Remember these names: James Chaney, Andrew Goodman, Michael Schwerner.
If you don’t know them, you should. They were the three young men who were brutally murdered by the Ku Klux Klan (some of whom wore police uniforms when they weren’t wearing hoods) in June 1964 in Mississippi.
They were registering African-Americans to vote.
Tell me again why you don’t find it necessary to vote, when some people in this country believe your voice, and your vote, are so profoundly powerful it’s worth killing (and unfortunately, dying) for.
Closer to home, I’ve told this story before: how my father, a World War II veteran, who was critically injured while in service to his country, was forced to take one of those ridiculous voting eligibility tests when he returned home and tried to register to vote. How ridiculous? Well you tell me, what is the correct answer to the question: “how many bubbles in a bar of soap?”
If voting didn’t matter, there wouldn’t be so much effort to suppress it.

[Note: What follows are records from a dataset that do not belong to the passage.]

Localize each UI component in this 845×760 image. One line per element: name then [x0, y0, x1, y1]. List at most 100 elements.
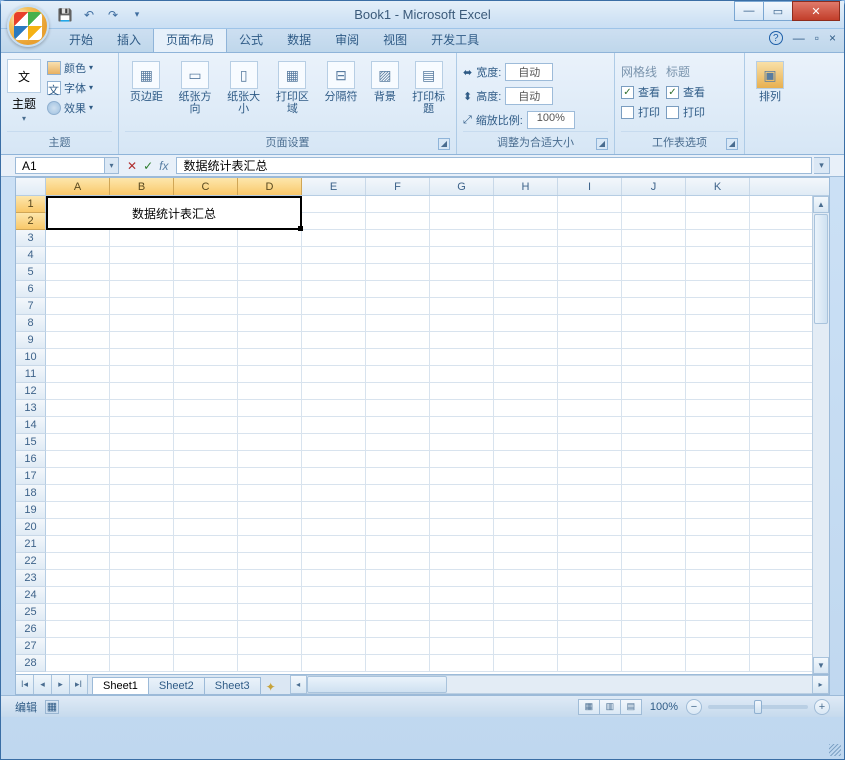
cell[interactable] — [238, 315, 302, 332]
macro-record-icon[interactable]: ▦ — [45, 700, 59, 714]
name-box-dropdown[interactable]: ▾ — [105, 157, 119, 174]
cell[interactable] — [430, 213, 494, 230]
cell[interactable] — [494, 468, 558, 485]
cell[interactable] — [366, 366, 430, 383]
cell[interactable] — [494, 196, 558, 213]
cell[interactable] — [622, 281, 686, 298]
cell[interactable] — [46, 383, 110, 400]
cell[interactable] — [238, 621, 302, 638]
cell[interactable] — [174, 383, 238, 400]
cell[interactable] — [686, 468, 750, 485]
cell[interactable] — [110, 434, 174, 451]
row-header[interactable]: 14 — [16, 417, 46, 434]
cell[interactable] — [494, 587, 558, 604]
cell[interactable] — [302, 638, 366, 655]
help-icon[interactable]: ? — [769, 31, 783, 45]
cell[interactable] — [238, 468, 302, 485]
cell[interactable] — [622, 621, 686, 638]
cell[interactable] — [366, 638, 430, 655]
themes-button[interactable]: 文 主题 ▾ — [7, 57, 41, 123]
cell[interactable] — [430, 655, 494, 672]
cell[interactable] — [302, 621, 366, 638]
cell[interactable] — [750, 502, 814, 519]
cell[interactable] — [494, 230, 558, 247]
cell[interactable] — [366, 621, 430, 638]
cell[interactable] — [558, 536, 622, 553]
cell[interactable] — [46, 417, 110, 434]
cell[interactable] — [46, 519, 110, 536]
cell[interactable] — [494, 638, 558, 655]
background-button[interactable]: ▨背景 — [368, 57, 401, 103]
cell[interactable] — [46, 247, 110, 264]
cell[interactable] — [686, 196, 750, 213]
cell[interactable] — [622, 655, 686, 672]
cell[interactable] — [686, 417, 750, 434]
cell[interactable] — [174, 264, 238, 281]
save-icon[interactable]: 💾 — [57, 7, 73, 23]
cell[interactable] — [366, 604, 430, 621]
row-header[interactable]: 22 — [16, 553, 46, 570]
undo-icon[interactable]: ↶ — [81, 7, 97, 23]
minimize-button[interactable]: — — [734, 1, 764, 21]
sheet-nav-next[interactable]: ▸ — [52, 675, 70, 694]
cell[interactable] — [46, 264, 110, 281]
cell[interactable] — [750, 434, 814, 451]
cell[interactable] — [238, 570, 302, 587]
cell[interactable] — [174, 400, 238, 417]
active-merged-cell[interactable]: 数据统计表汇总 — [46, 196, 302, 230]
arrange-button[interactable]: ▣排列 — [752, 57, 788, 103]
cell[interactable] — [174, 502, 238, 519]
breaks-button[interactable]: ⊟分隔符 — [320, 57, 363, 103]
cell[interactable] — [238, 638, 302, 655]
cell[interactable] — [110, 519, 174, 536]
cell[interactable] — [46, 349, 110, 366]
scroll-right-button[interactable]: ▸ — [812, 675, 829, 694]
row-header[interactable]: 26 — [16, 621, 46, 638]
cell[interactable] — [366, 570, 430, 587]
cell[interactable] — [302, 230, 366, 247]
cell[interactable] — [558, 247, 622, 264]
cell[interactable] — [430, 587, 494, 604]
cell[interactable] — [686, 349, 750, 366]
cell[interactable] — [302, 451, 366, 468]
fx-icon[interactable]: fx — [159, 159, 168, 173]
cell[interactable] — [558, 366, 622, 383]
cell[interactable] — [622, 366, 686, 383]
close-button[interactable]: ✕ — [792, 1, 840, 21]
cell[interactable] — [558, 638, 622, 655]
cell[interactable] — [302, 502, 366, 519]
cell[interactable] — [494, 400, 558, 417]
cell[interactable] — [366, 332, 430, 349]
cell[interactable] — [302, 587, 366, 604]
tab-data[interactable]: 数据 — [275, 27, 323, 52]
cell[interactable] — [174, 247, 238, 264]
height-field[interactable]: 自动 — [505, 87, 553, 105]
row-header[interactable]: 19 — [16, 502, 46, 519]
cell[interactable] — [366, 536, 430, 553]
cell[interactable] — [750, 264, 814, 281]
cell[interactable] — [174, 655, 238, 672]
cell[interactable] — [302, 281, 366, 298]
sheet-nav-first[interactable]: I◂ — [16, 675, 34, 694]
cell[interactable] — [750, 400, 814, 417]
row-header[interactable]: 8 — [16, 315, 46, 332]
name-box[interactable]: A1 — [15, 157, 105, 174]
theme-effects-button[interactable]: 效果▾ — [47, 99, 93, 116]
cell[interactable] — [46, 366, 110, 383]
cell[interactable] — [46, 332, 110, 349]
gridlines-print-checkbox[interactable]: 打印 — [621, 104, 660, 120]
maximize-button[interactable]: ▭ — [763, 1, 793, 21]
cell[interactable] — [686, 230, 750, 247]
cell[interactable] — [366, 213, 430, 230]
cell[interactable] — [302, 349, 366, 366]
print-area-button[interactable]: ▦打印区域 — [271, 57, 314, 115]
cell[interactable] — [622, 570, 686, 587]
cell[interactable] — [174, 281, 238, 298]
cell[interactable] — [302, 570, 366, 587]
cell[interactable] — [174, 332, 238, 349]
cell[interactable] — [494, 298, 558, 315]
cell[interactable] — [686, 298, 750, 315]
tab-review[interactable]: 审阅 — [323, 27, 371, 52]
cell[interactable] — [430, 638, 494, 655]
zoom-in-button[interactable]: + — [814, 699, 830, 715]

Gerrymandering, redrawing districts so that one political party, even though it is in the minority, will always have the power, is done because voting is important.
Throwing voters off the rolls, playing hide-and-seek with polling places, eliminating voting places, using onerous and arbitrary voter ID laws (a student ID isn’t eligible, but a gun license is) are all done because voting is important.
Keeping people off the voting rolls once they have served their time in prison and paid their debt to society, or changing voter-enacted laws to elicit a poll tax (which is illegal) to keep those newly eligible from voting, would never happen if voting didn’t matter.
I vote in every election, no matter how small. All politics is local. If you want clean streets, good schools, trash picked up regularly, graffiti removed, potholes filled, streetlights maintained, you vote for the people you believe will work to solve those problems and other issues for you.
When I know that many people, from many backgrounds, fought and died for my right to cast a ballot, I realize that it’s not just my civic duty, or even a moral obligation. The blood of my ancestors (and some of yours) was spilled because they believed in the right to participate in the democracy of our country. This means I am bound in a soul-searing way to vote.
Does that sound a little overdramatic?
The families of Chaney, Goodman and Schwerner — and countless unnamed others — buried their loved ones, knowing how important voting was, and still is.
Why wouldn’t you vote? Don’t you deserve to be heard?
I vote because my vote and my voice matters — and so does yours.